Owen Densmore wrote:
I was hoping there'd be a rational core set of languages:
  - Systems language: C/C++ level.  Used for kernel/OS/drivers.
- Shell languages: Basically an easy way to pipe code written in System Language - Scripting: Python, Ruby, JavaScript level. Rapid prototyping where performance
    less important.
  - Domain Specific: modeling (NetLogo etc), web (PHP, Javascript) .. etc
Scripting languages frequently allocate and free memory as types are not declared and lifetimes of objects aren't considered. C++ programmers are indoctrinated to stack allocate and template, and that results in fast code (and clarity). Meanwhile garbage collectors are fast and highly evolved, and there are runtime compilers (e.g. .NET, OpenCL, LLVM), so code generation can be done equally well in interactive languages as it is in `system languages'. Tear down those two walls and there's no real justification for these other categories.

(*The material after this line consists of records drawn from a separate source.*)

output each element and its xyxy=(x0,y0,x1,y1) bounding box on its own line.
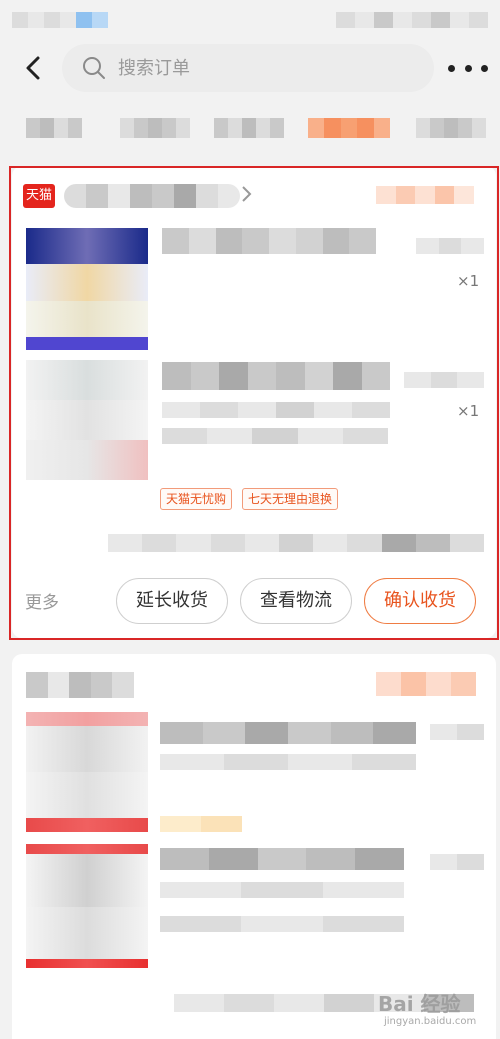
watermark-url: jingyan.baidu.com xyxy=(384,1016,477,1027)
watermark-brand: Bai 经验 xyxy=(378,992,461,1016)
product-image-1-blurred[interactable] xyxy=(26,228,148,350)
extend-receipt-button[interactable]: 延长收货 xyxy=(116,578,228,624)
chevron-left-icon xyxy=(26,56,40,80)
confirm-receipt-button[interactable]: 确认收货 xyxy=(364,578,476,624)
order-status-tabs xyxy=(0,104,500,152)
shop-name-2-blurred[interactable] xyxy=(26,672,134,698)
order-card: 天猫 ×1 ×1 天猫无忧购 七天无理由退换 更多 延长收货 查看物流 确认收货 xyxy=(12,166,496,638)
tab-blurred-4-active[interactable] xyxy=(308,118,390,138)
order-status-2-blurred xyxy=(376,672,476,696)
tmall-logo: 天猫 xyxy=(23,184,55,208)
tag-tmall-worry-free: 天猫无忧购 xyxy=(160,488,233,510)
status-bar xyxy=(0,0,500,38)
product-spec-3-blurred xyxy=(160,754,416,770)
status-bar-right-blurred xyxy=(336,12,488,28)
product-spec-2b-blurred xyxy=(162,428,388,444)
product-spec-2-blurred xyxy=(162,402,390,418)
product-image-3-blurred[interactable] xyxy=(26,712,148,832)
header xyxy=(0,38,500,98)
product-title-4-blurred[interactable] xyxy=(160,848,404,870)
quantity-1: ×1 xyxy=(457,272,480,290)
tag-seven-day-return: 七天无理由退换 xyxy=(242,488,339,510)
order-card-2 xyxy=(12,654,496,1039)
product-spec-4b-blurred xyxy=(160,916,404,932)
shop-name-blurred[interactable] xyxy=(64,184,240,208)
tab-blurred-5[interactable] xyxy=(416,118,486,138)
status-bar-left-blurred xyxy=(12,12,108,28)
product-tag-3-blurred xyxy=(160,816,242,832)
view-logistics-button[interactable]: 查看物流 xyxy=(240,578,352,624)
product-title-1-blurred[interactable] xyxy=(162,228,376,254)
baidu-jingyan-watermark: Bai 经验 jingyan.baidu.com xyxy=(378,988,490,1032)
product-price-3-blurred xyxy=(430,724,484,740)
product-price-1-blurred xyxy=(416,238,484,254)
order-total-blurred xyxy=(108,534,484,552)
tab-blurred-1[interactable] xyxy=(26,118,82,138)
more-options-icon[interactable] xyxy=(448,56,488,80)
tab-blurred-3[interactable] xyxy=(214,118,284,138)
quantity-2: ×1 xyxy=(457,402,480,420)
product-image-4-blurred[interactable] xyxy=(26,844,148,968)
search-icon xyxy=(83,57,105,79)
product-title-3-blurred[interactable] xyxy=(160,722,416,744)
more-actions-link[interactable]: 更多 xyxy=(25,588,59,613)
product-price-2-blurred xyxy=(404,372,484,388)
search-input[interactable] xyxy=(118,44,418,92)
order-status-blurred xyxy=(376,186,474,204)
chevron-right-icon xyxy=(242,186,252,202)
product-spec-4-blurred xyxy=(160,882,404,898)
back-button[interactable] xyxy=(20,52,50,84)
product-price-4-blurred xyxy=(430,854,484,870)
product-title-2-blurred[interactable] xyxy=(162,362,390,390)
search-bar[interactable] xyxy=(62,44,434,92)
tab-blurred-2[interactable] xyxy=(120,118,190,138)
product-image-2-blurred[interactable] xyxy=(26,360,148,480)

It's just up to the programmer to be efficient if they want to be; any good language should be usable as a `system language'. Some languages fail to provide enough control to be system languages (NetLogo), and others fail to provide enough features to be useful for human communication and programming in the large (C). The only justification I can see for Domain Specific Languages are for certain classes of optimization or automated analysis that are difficult to do without lots of constraints. Mostly Domain Specific things can be done just fine in libraries.